If you’re an organisation offering online courses, here are some methods I’ve found useful to motivate users.
- Get users to set their own goals: Doing a course from beginning to end, section by section, may not be the best way for people to learn. Not everyone will want to cover everything in a course. If people do the sections that interest them, that might be enough to get value out of the course. For instance, in my Grammar, Punctuation and Usage course, somebody might want to brush up on apostrophes and commas, but not need to learn about parts of speech. In the Business Writing course, they might be interested in sentences, but already have an excellent vocabulary and not need the words section.

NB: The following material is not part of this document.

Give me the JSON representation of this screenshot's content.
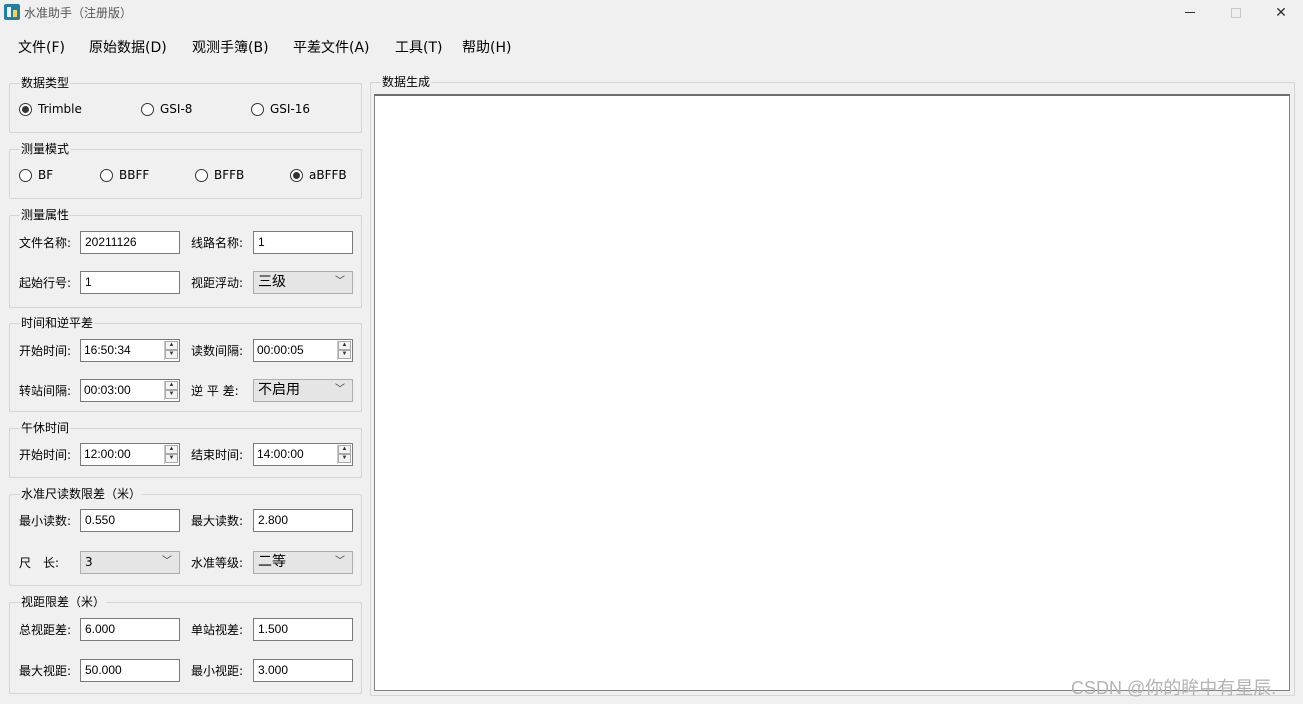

- Ask users to set their own learning plan and completion dates: Once users have set their goals, encourage them to set their own realistic plan and completion date for a course or sections of a course. Many people find three months is realistic. They can always revisit the course again later and many courses offer material to download for future reference.
- Offer competitions: For example, some organisations offer a reward for the first three people to finish a course. If users were doing my Grammar, Punctuation and Usage course, you could run a competition to see who could spot the most grammar mistakes on social media for a week.
- Monitor progress and send reminder emails: Many courses will allow you to monitor people’s progress even if you can’t see their responses. This means you can talk to people who are falling behind their learning plans and encourage them to finish. Many courses have an inbuilt reminder email system, which users can often switch off. If you have chosen to turn this feature turned off, you may wish to send some individual reminder emails.
- Encourage users to ‘buddy up’: Some users find it helpful to ‘buddy up’ with someone else and work on a course at the same time. This allows them to discuss the subject matter.
- Offer an in-house workshop or seminar: Online learning often works best in combination with face-to-face learning. This is known as blended learning. A face-to-face session gives users a chance to ask questions or seek more information.
- Reward completion: Many courses offer certificates of completion that are automatically generated. This is good, but not personal. Sometimes a personal email acknowledging completion can make users feel appreciated and validate their efforts.
Motivating your users will also give you a greater understanding of the strengths and weaknesses of the online courses you offer. Users will offer valuable feedback that can be used to refine or update the courses.